I suspect that you have forgotten what you did originally. SheetCam renders outside cuts in Red, Inside cuts in Yellow, and open cuts in White. Coloring Layers in Inkscape, for example, will create unique layers in SheetCam. So you will have a red layer, blue layer, color 0 layer (Black), and Lime (they don’t know what Green is in SheetCam land). But these don’t affect how the layers are displayed in SheetCam.
What they do, however, is give you a layer NAME that you can use in your operations…
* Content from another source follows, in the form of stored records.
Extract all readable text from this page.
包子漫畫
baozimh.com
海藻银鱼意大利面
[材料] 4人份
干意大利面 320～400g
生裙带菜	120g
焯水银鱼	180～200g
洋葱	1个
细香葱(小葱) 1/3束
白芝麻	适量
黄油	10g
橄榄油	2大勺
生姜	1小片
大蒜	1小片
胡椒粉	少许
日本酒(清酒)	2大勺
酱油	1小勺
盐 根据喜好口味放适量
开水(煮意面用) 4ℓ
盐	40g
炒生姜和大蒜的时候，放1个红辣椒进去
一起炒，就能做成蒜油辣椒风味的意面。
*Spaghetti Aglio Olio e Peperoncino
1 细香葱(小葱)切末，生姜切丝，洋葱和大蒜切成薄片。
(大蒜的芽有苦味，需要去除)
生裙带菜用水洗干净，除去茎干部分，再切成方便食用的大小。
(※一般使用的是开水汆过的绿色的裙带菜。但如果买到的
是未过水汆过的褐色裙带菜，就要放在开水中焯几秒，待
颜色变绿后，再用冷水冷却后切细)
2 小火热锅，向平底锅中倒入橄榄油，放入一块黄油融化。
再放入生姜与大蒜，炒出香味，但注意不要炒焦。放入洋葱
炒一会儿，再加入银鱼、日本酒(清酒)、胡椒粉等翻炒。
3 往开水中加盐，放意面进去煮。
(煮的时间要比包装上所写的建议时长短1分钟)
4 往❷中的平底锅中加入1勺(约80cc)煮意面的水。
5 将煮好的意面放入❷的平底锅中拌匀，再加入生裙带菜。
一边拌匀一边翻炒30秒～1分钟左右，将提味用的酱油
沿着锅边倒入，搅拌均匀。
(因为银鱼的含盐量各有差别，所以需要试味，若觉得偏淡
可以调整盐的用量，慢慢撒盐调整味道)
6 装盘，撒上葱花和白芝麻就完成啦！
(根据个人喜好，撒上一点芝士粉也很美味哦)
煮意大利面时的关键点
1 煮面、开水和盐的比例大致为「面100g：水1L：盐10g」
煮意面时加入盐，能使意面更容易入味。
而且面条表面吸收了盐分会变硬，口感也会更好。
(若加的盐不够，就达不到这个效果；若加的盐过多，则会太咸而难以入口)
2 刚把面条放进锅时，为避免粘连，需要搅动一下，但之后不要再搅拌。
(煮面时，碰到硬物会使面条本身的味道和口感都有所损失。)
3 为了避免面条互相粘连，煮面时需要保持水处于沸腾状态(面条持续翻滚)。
Well I program in mastercam and process with sheetcam.
In mastercam I made my inside cuts 1 color, outside another, no offsets another. If I had a set of say holes near and edge I could make them a different color and change my lead in lengths angles etc. pertinent to a specific color, bigger holes could have different lead ins and lengths depending on how I grouped them by color.
Sheetcam would imort and seperate colours and then allow me to give “certain colours” certain/different rules, heck I even used different tools at times
I would have up to 5 or so colors depending on offsets and lead-ins etc. and the sheetcam menu would drop down with : colour 1, colour 2 colour 3 etc. spelled just the the folks over the pond do.
I could then pick whatever colors and apply the info I needed and I would have say 5 operations to cover everything. I chose what to cut by the order I put them in.
Yeah, it’s a killer when somehow a ‘finger check’, as we call them in the Industry (where you accidentally hit a button or checkbox and don’t notice), causes the whole world to change. Maybe we need audible or visual feedback that we clicked something. Or…
Here’s an idea, for us old farts, we get something working and then we run it through a filter that records everything. Then, when we break it, we run it back through that filter in “You Dumb Sh_t” mode… so it tells you when you’ve done a ‘dumb sh_t’ move.